Railway Board Member (Staff) Mahesh Kumar, arrested in Mumbai by the Central Bureau of Investigation on Friday, allegedly struck a Rs. 10-crore deal with the nephew of Railway Minister Pawan Kumar Bansal and his associates for appointment as Railway Board Member (Electrical). He agreed to make an interim payment of Rs. 2 crore to secure additional charge of General Manager (Western Railway and Signal and Telecommunication) until he got the lucrative posting.
Mr. Kumar was promoted to his present position a few days ago, but was not happy with it, according to the FIR.
Since the alleged middlemen involved in the conspiracy claimed that they would get the job done through their contacts in the Railway Ministry, the CBI is probing the identity of the Ministry officials and industrialists who were in touch with them. “No one would agree to pay such a huge amount without being absolutely sure of the credentials of the go-betweens,” a senior CBI officer told The Hindu , adding efforts were under way to identify the person for whom the money was intended. The bribe was financed on Mr. Kumar’s behalf by his alleged accomplice, Narayan Rao Manjunath, managing director of the Bangalore-based G.G. Tronics India Private Limited, a company engaged in manufacturing signal products and automation railway components.
Among the alleged middlemen, Mr. Bansal’s nephew Vijay Singla runs a business house in Chandigarh, whereas his associate Sandip Goyal owns a Punchkula (Haryana)-based company manufacturing electrical equipment for the Railways.
Following a tip-off, the CBI arrested Mr. Singla and Mr. Goyal in Chandigarh on Friday night, after which Mr. Kumar was held in Mumbai and Mr. Manjunath in Bangalore.
On Saturday afternoon, Mr. Kumar and Mr. Manjunath were produced in a CBI court along with Dharmendra Kumar and Vivek Kumar, who had allegedly carried the money to Chandigarh. While the court sent them to four days’ custody of the CBI, Mr. Kumar and Mr. Manjunath are being brought here on transit remand.

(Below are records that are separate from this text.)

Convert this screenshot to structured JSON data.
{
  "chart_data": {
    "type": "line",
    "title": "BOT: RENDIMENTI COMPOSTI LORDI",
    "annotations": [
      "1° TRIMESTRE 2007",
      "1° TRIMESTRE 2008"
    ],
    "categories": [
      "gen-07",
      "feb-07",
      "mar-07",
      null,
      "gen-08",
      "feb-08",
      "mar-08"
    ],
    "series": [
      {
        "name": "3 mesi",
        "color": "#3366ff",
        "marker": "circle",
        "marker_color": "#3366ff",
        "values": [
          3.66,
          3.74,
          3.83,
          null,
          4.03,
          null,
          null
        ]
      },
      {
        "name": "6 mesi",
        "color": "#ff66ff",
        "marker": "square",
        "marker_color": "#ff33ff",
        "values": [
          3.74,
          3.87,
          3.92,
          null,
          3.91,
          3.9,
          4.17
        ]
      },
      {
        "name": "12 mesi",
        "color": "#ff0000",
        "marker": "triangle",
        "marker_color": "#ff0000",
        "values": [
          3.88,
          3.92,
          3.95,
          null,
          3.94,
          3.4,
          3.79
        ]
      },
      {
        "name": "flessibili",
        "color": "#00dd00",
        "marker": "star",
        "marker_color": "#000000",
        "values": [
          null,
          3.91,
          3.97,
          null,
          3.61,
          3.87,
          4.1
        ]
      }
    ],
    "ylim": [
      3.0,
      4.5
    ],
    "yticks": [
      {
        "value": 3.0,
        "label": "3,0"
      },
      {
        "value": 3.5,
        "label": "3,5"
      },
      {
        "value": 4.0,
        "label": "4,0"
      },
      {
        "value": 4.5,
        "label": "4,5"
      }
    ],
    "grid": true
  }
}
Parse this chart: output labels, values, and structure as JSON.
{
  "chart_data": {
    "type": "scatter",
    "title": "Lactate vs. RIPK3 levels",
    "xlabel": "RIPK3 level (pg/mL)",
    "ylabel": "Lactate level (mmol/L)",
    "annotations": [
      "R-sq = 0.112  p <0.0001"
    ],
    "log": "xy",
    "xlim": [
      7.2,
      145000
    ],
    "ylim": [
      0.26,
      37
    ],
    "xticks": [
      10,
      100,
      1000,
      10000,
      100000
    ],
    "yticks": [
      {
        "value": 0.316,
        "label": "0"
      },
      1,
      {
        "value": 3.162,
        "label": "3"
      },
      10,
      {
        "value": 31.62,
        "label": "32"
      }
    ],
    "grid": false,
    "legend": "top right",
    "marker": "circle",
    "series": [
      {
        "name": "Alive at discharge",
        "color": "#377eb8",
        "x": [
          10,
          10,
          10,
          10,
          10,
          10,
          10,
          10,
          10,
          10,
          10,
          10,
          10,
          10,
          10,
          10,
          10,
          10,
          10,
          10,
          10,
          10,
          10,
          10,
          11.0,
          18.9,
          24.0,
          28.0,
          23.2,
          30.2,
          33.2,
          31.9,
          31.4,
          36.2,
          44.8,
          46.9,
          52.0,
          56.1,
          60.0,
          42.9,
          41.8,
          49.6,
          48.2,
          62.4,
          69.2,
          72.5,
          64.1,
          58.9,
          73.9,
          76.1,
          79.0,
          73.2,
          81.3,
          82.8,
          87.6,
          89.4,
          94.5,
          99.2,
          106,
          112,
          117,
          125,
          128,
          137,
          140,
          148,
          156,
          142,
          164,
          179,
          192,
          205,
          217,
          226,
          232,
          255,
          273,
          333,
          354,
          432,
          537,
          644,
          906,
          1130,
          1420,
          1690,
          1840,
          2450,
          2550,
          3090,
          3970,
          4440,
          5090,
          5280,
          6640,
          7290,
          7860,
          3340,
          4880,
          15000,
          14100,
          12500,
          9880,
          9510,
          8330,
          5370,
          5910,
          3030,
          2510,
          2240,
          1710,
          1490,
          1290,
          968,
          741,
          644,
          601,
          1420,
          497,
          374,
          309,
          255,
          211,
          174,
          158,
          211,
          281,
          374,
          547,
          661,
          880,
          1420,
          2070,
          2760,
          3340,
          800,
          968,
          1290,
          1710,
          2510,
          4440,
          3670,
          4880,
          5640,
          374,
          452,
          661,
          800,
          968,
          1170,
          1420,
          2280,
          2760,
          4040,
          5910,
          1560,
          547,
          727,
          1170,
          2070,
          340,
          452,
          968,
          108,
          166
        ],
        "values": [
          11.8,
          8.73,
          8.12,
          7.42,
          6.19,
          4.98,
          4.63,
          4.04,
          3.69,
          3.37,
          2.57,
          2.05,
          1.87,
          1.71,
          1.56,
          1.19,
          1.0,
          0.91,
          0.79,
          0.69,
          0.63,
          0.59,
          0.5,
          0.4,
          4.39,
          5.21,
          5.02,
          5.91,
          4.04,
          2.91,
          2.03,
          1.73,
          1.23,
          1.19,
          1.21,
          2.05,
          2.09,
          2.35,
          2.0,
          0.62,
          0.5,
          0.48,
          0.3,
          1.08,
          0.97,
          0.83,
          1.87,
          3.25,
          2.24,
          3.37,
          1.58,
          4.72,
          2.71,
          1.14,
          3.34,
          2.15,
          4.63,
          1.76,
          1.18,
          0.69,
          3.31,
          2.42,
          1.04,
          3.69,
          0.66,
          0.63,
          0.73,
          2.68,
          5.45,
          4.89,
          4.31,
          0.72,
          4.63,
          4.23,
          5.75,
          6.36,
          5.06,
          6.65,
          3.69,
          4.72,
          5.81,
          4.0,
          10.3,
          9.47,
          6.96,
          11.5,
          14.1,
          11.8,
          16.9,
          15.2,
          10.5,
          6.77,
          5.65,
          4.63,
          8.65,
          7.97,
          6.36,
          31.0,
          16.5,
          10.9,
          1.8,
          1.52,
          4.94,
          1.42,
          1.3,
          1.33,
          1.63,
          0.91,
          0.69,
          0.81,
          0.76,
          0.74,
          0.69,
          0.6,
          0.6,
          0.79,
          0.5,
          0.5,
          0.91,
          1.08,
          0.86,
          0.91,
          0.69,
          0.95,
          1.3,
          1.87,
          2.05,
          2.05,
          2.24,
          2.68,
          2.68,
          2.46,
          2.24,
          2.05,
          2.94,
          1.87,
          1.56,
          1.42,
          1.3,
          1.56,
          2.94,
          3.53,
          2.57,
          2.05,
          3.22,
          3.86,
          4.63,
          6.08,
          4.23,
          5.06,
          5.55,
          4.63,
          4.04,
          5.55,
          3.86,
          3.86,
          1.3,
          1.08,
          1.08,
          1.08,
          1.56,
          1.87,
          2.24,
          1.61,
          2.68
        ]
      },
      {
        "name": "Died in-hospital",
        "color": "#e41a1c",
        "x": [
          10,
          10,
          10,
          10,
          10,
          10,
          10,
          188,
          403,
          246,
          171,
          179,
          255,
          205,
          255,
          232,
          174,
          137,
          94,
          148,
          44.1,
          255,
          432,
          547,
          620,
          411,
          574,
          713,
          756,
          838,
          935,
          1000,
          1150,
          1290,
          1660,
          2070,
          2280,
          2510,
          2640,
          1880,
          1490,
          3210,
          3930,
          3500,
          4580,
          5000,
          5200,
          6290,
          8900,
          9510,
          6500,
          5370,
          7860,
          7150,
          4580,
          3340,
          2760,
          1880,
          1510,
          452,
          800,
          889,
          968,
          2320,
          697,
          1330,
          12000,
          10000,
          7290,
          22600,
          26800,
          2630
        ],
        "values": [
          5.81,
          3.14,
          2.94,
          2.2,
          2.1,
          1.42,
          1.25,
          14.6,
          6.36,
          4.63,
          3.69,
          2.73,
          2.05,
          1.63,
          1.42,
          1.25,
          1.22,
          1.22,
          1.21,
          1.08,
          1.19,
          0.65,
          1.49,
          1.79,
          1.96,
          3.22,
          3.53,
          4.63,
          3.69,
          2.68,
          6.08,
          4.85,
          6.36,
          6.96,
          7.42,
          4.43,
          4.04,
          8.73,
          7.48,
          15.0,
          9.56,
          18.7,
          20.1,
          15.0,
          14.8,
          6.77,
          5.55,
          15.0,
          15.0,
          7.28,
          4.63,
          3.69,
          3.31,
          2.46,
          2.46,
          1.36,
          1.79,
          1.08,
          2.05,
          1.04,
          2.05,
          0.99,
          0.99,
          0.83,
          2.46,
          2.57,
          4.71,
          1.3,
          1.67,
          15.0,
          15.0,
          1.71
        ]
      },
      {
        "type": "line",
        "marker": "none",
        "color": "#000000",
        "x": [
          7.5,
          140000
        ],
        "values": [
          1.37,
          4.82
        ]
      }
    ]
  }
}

According to the FIR, the CBI unearthed the plot after it received information about Mr. Kumar’s machinations. Mr. Goyal and Ajay Garg of Chandigarh had reportedly assured Mr. Kumar of the appointment for a hefty price.
The degree of reach of the alleged middlemen in the corridors of power becomes apparent from the FIR details, which reveal that Mr. Goyal informed Mr. Kumar and Mr. Manjunath that the present Railway Board chairman was to retire in June and would be replaced by the present Member (Electrical). He gave the assurance that once the new chairman took charge, he would get Mr. Kumar his desired post.
“Sandip demanded an illegal gratification of Rs. 10 crore with half the payment in advance,” the senior CBI officer said.
To arrange for the bribe, Mr. Kumar allegedly turned to Mr. Manjunath and other industrialists who dealt regularly with the Railways. Mr. Manjunath purportedly offered Rs. 1 crore in return for assurances of official favours, but could arrange only Rs. 90 lakh. The two persons accused of conspiracy along with the accused — Rahul Yadav and Samir Sandhir (Delhi), besides Faridabad’s Sushil Daga — made arrangements to transfer the money to Chandigarh on Friday.
Accordingly, CBI sleuths laid a trap and arrested Mr. Singla and Mr. Goyal while they were allegedly accepting the bribe money from Dharmender and Vivek, associates of Rahul Yadav, who allegedly has links with Mr. Manjunath.
It was for land deal, says Singla
Mr. Singla has claimed that the Rs. 90 lakh, which the CBI recovered from him, was meant for a land deal that he was pursuing. Mr. Singla’s lawyer claimed he was falsely implicated in the case and opposed the CBI demand for Mr. Singla’s police custody.
The lawyer for another suspect, Vivek Kumar, claimed that his client was a computer operator who was asked by his employer to drop the money and had no knowledge of the alleged conspiracy.
Special CBI judge Swarana Kanta Sharma allowed the agency to interrogate Mr. Singla and three other persons — Sandip Goyal, Dharmendra Kumar and Vivek Kumar — till May 7.